When researchers use nuclear magnetic resonance to analyze the contents of biological samples, signals from a few compounds often swamp out the rest. A new method suppresses the unwanted signals by first boosting them (Anal. Chem., DOI: 10.1021/ac202548n). Its developers say that the method could help researchers analyze low-abundance compounds in patient samples and discover small-molecule biomarkers for disease.

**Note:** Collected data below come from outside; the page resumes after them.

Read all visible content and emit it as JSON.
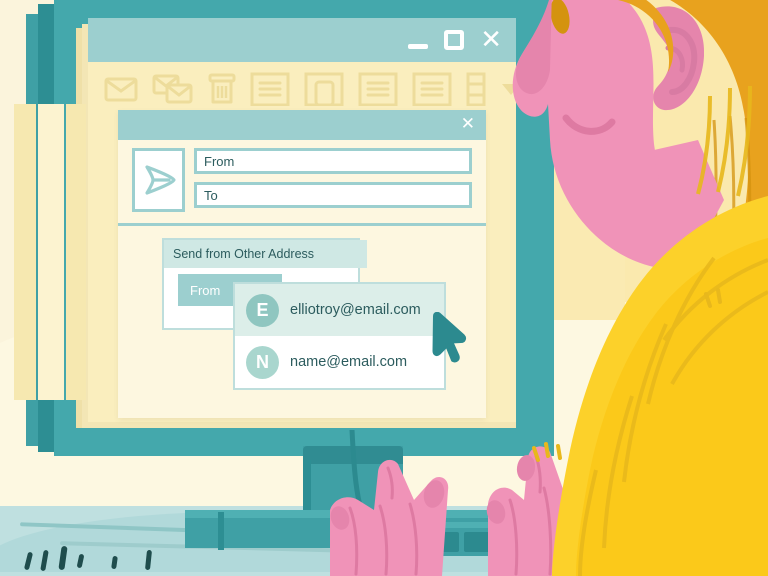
{
  "scene": {
    "description": "Illustration of a person at a desktop computer choosing a send-from email address",
    "colors": {
      "background_cream": "#FDF8E1",
      "background_yellow": "#FAE9AE",
      "monitor_teal": "#44A8AC",
      "accent_teal": "#2C8A8F",
      "titlebar_teal": "#9CCFCF",
      "window_yellow": "#FAEEBE",
      "skin_pink": "#F093B8",
      "sweater_yellow": "#FCD12A",
      "hair_gold": "#E8A21E",
      "desk_blue": "#BFE0E0"
    }
  },
  "mail_window": {
    "titlebar": {
      "minimize_label": "—",
      "maximize_label": "□",
      "close_label": "✕"
    },
    "toolbar_icons": [
      {
        "name": "envelope-icon",
        "label": "New Message"
      },
      {
        "name": "envelopes-icon",
        "label": "Forward"
      },
      {
        "name": "trash-icon",
        "label": "Delete"
      },
      {
        "name": "list-view-icon",
        "label": "List View"
      },
      {
        "name": "reading-pane-icon",
        "label": "Reading Pane"
      },
      {
        "name": "list-icon",
        "label": "Compact List"
      },
      {
        "name": "list-alt-icon",
        "label": "Detailed List"
      },
      {
        "name": "split-view-icon",
        "label": "Split View"
      },
      {
        "name": "chevron-down-icon",
        "label": "More"
      }
    ]
  },
  "compose_modal": {
    "close_label": "✕",
    "send_icon_name": "send-paper-plane-icon",
    "fields": [
      {
        "name": "from-field",
        "value": "From",
        "placeholder": "From"
      },
      {
        "name": "to-field",
        "value": "To",
        "placeholder": "To"
      }
    ]
  },
  "send_from_panel": {
    "header": "Send from Other Address",
    "from_label": "From"
  },
  "address_dropdown": {
    "items": [
      {
        "initial": "E",
        "email": "elliotroy@email.com",
        "selected": true,
        "avatar_color": "#8FC6C0"
      },
      {
        "initial": "N",
        "email": "name@email.com",
        "selected": false,
        "avatar_color": "#A9D6CE"
      }
    ]
  },
  "cursor": {
    "name": "mouse-pointer",
    "color": "#2C8A8F"
  }
}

NMR is a powerful tool, says Daniel Raftery of Purdue University, but spectral overlap seriously limits its use with complex samples. Glucose is often a prime offender: Its NMR signal can dominate spectra of biological samples such as blood. The problem is magnified in samples from patients with diabetes, for example, whose urine can contain significantly higher concentrations of glucose than of other biomolecules.
Current methods for cleaning up NMR data, such as 2-D NMR or glucose removal from samples, lengthen the analysis time or risk changing the sample and introducing errors, Raftery says. To reduce glucose signals without compromising resolution, throughput, or accuracy, he and his team developed a technique they call “add to subtract.” The researchers take an NMR spectrum of a biological sample, and then spike the sample with glucose to roughly double its concentration. They then acquire a second spectrum.
They use a computer program to scale up the peaks from the initial spectrum and subtract them from the spectrum of the spiked sample, resulting in a clean, glucose-free spectrum, containing only information for the remaining molecules in the sample. The researchers demonstrated the technique using serum and urine samples from healthy donors. In both samples, they could spot several amino acids that were difficult or impossible to analyze in the unprocessed spectra.
The team is currently working to extend the technique to other types of biological samples, Raftery says. They think that their “add to subtract” idea should also work with other types of spectroscopy.